Fortunately, with unmet medical eye care needs in most areas of the country, an opportunity for optometrists to become primarily medical eye care practitioners has emerged. Leaders in optometric education, and the profession of optometry’s leadership must act now in an comprehensive and coordinated manner to properly transform optometrists into medical eye providers.
I present the following recommendations as a blueprint for the future. Thoughtful planning and timely action by ASCO, AAO, NBEO, State Societies, ARBO and the AOA are essential to the transformation of the profession of optometry, and to ensure optometry’s standing as a major health care profession.
Schools and Colleges of Optometry Must Lead the Profession
1. ASCO must follow the example of academic medicine, and proactively lead the Profession. Schools and colleges of optometry must revise their basic curriculum and adopt the medical postgraduate clinical training model. The Future of Optometric Education – Opportunities and Challenges
2. There must be a significant expansion of postgraduate/residency programs in medical eye care. Current programs: ORMatch Participating Programs
3. Optometry specialties/subspecialties terminology and qualifications clarified and additional certification boards established. The State of Optometry Specialties and Subspecialties
4. A recognized and credible Specialty Certification Board in Medical Optometry has been established, and is essential to the verification and recognition of medical treatment credentials for optometrists. The American Board of Certification in Medical Optometry (ABCMO)
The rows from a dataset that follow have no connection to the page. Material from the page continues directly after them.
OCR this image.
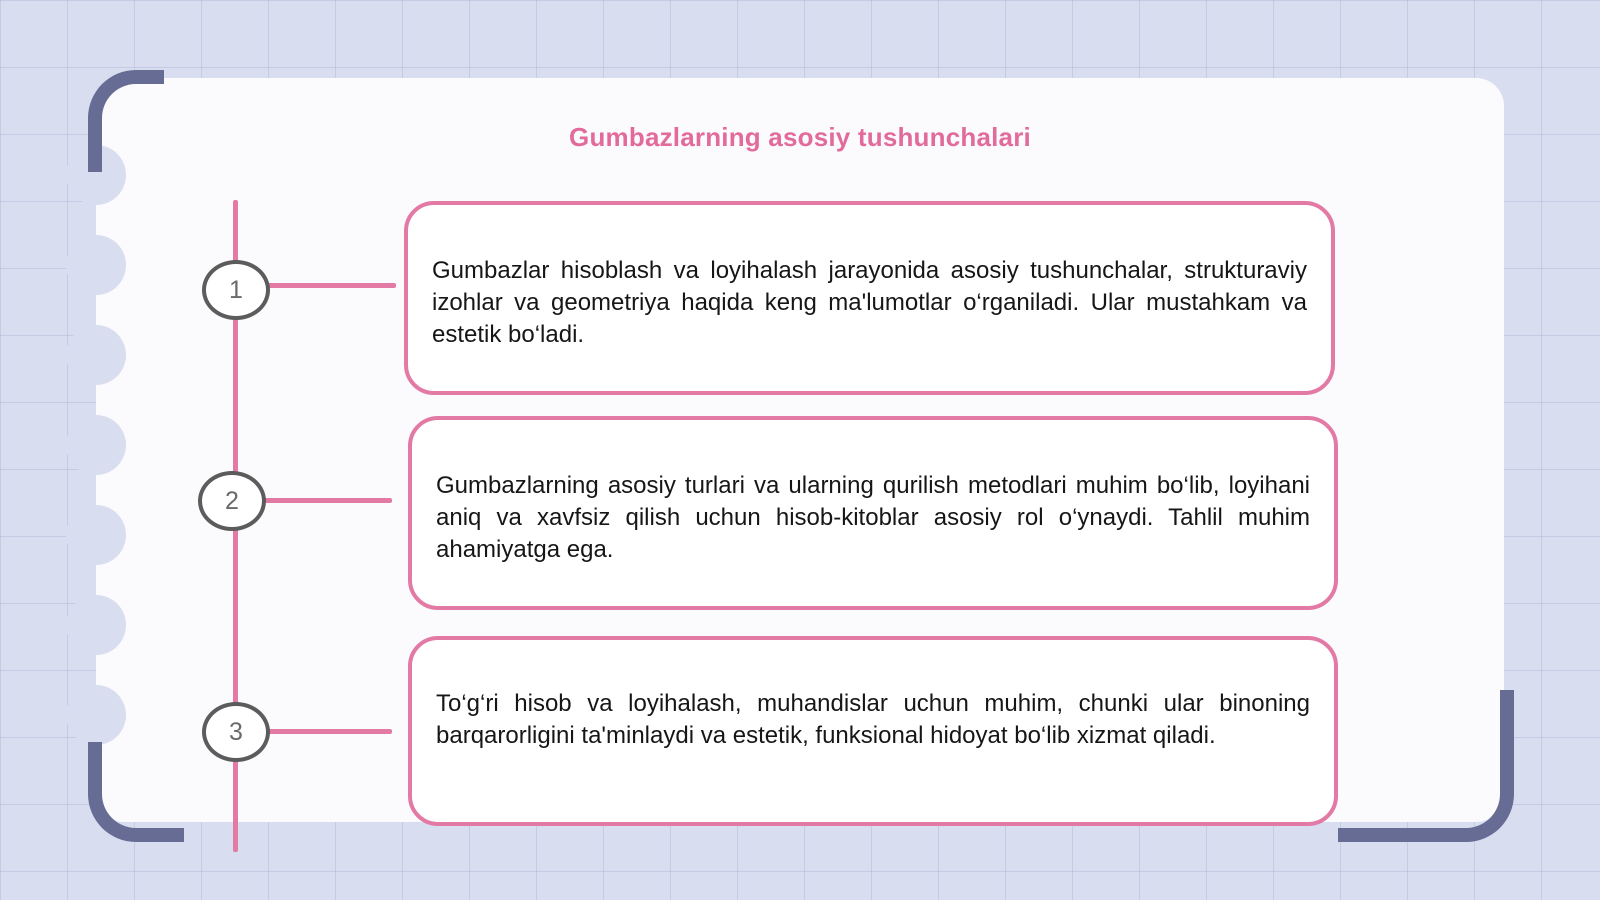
Gumbazlarning asosiy tushunchalari
1
Gumbazlar hisoblash va loyihalash jarayonida asosiy tushunchalar, strukturaviy izohlar va geometriya haqida keng ma'lumotlar o‘rganiladi. Ular mustahkam va estetik bo‘ladi.
2
Gumbazlarning asosiy turlari va ularning qurilish metodlari muhim bo‘lib, loyihani aniq va xavfsiz qilish uchun hisob-kitoblar asosiy rol o‘ynaydi. Tahlil muhim ahamiyatga ega.
3
To‘g‘ri hisob va loyihalash, muhandislar uchun muhim, chunki ular binoning barqarorligini ta'minlaydi va estetik, funksional hidoyat bo‘lib xizmat qiladi.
5. With a medical postgraduate clinical training model in place, optometry should qualify for inclusion in the Graduate Medical Education (GME) Program. Changes Necessary to Include Optometry in the Graduate Medical Education Program (GME)
State Optometric Societies and State Optometry Regulatory Boards
6. State optometry practice laws amended to authorize comprehensive medical treatment of the eye and adnexa, clinical procedures and prescriptive authority for optometrists. Expanded scope of practice precedents have been established in most states, however, all states must permit comprehensive medical treatment without restrictions.
7. State Optometry Regulatory Boards to require one year of accredited postgraduate clinical training (residency) in medical eye care for licensure. See: Required Postgraduate Clinical Training for Optometry License
Mandatory postgraduate clinical training in medical eye care followed by Board Certification should convince State/Federal officials and legislators that optometrists are thoroughly prepared to comprehensively treat eye disease without restrictions.
AOA/State Societies: Optometry Advocacy
8. Medical services provided by optometrists recognized by third party payers. This will require persistent monitoring by optometry advocacy groups.
Conclusion
ASCO, AOA and related organizations should initiate discussions among their respective members regarding the transformation of optometry from traditional practice to medical eye care.